Pour les entrepreneurs, prendre part à l’aventure fut aussi l’occasion de réfléchir à un avenir meilleur et durable. Avec le Club des 100,  ils ont assisté à des conférences attractives de philosophes, historiens ou économistes, autour de 100 ans d’échanges entre la France et les États-Unis. Cet événement leur a permis de  valoriser leur image auprès de nombreux décideurs, de rencontrer des pionniers de nouvelles formes d’entreprise, d’échanger avec un réseau d’entrepreneurs innovants et visionnaires avec un regard sur le monde des arts également présent pendant la traversée.

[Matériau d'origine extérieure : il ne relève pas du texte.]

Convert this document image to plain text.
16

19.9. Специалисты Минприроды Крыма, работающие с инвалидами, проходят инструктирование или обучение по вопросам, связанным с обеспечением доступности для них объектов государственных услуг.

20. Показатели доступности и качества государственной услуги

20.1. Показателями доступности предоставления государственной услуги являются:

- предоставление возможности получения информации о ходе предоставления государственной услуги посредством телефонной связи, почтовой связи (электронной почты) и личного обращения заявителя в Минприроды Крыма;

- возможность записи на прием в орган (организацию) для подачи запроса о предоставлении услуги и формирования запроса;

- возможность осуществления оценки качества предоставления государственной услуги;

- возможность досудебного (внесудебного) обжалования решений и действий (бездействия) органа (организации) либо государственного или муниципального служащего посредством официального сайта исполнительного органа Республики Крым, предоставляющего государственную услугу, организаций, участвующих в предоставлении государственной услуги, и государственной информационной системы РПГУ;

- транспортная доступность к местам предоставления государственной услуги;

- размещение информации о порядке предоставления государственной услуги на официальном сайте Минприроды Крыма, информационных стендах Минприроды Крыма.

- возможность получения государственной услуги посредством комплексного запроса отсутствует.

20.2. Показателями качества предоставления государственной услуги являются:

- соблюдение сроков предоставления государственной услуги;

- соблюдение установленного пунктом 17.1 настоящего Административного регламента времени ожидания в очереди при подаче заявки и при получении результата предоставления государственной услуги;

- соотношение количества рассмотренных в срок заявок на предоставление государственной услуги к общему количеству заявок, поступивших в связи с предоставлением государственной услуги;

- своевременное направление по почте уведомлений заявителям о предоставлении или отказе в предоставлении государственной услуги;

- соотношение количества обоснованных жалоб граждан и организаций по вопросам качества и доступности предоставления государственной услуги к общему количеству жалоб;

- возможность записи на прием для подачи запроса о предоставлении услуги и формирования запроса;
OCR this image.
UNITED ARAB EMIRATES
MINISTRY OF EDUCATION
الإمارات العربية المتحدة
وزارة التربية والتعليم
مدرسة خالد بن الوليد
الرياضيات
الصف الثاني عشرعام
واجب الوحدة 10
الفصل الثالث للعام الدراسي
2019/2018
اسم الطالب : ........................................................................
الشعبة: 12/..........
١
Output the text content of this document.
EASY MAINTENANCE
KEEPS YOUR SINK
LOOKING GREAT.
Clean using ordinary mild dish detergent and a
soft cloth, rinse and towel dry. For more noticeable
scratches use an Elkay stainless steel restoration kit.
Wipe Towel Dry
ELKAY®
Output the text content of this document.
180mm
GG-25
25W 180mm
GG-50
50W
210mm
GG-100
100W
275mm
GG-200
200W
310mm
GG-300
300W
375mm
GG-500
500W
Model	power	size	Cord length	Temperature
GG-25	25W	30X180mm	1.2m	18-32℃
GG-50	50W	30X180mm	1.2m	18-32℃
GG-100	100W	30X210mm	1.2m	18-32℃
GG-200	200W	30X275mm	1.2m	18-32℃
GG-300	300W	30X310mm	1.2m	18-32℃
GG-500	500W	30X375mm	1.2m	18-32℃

Retour sur les temps forts de l’événement The Bridge

Escorte de Queen Mary 2 par une armada de marines militaires au large de la Bretagne

Il est 9h, ce samedi matin du 24 juin lorsque les silhouettes de navires de marines militaires se dessinent à l’horizon.

Le Queen Mary 2 est rejoint par un cortège dont les rangs se densifient à mesure qu’il progresse vers Saint-Nazaire, son port d’origine qu’il a quitté en janvier 2004. L’Armada du Centenaire, composée du navire amphibie USS Arlington (États-Unis), ainsi que du patrouilleur James Joyce (Irlande), des frégates Primauguet (France), Richmond (Royaume-Uni) et Lubeck (Allemagne) qui convergent vers le célèbre liner, qui braque tout au long de la journée les projecteurs dans son sillage royal.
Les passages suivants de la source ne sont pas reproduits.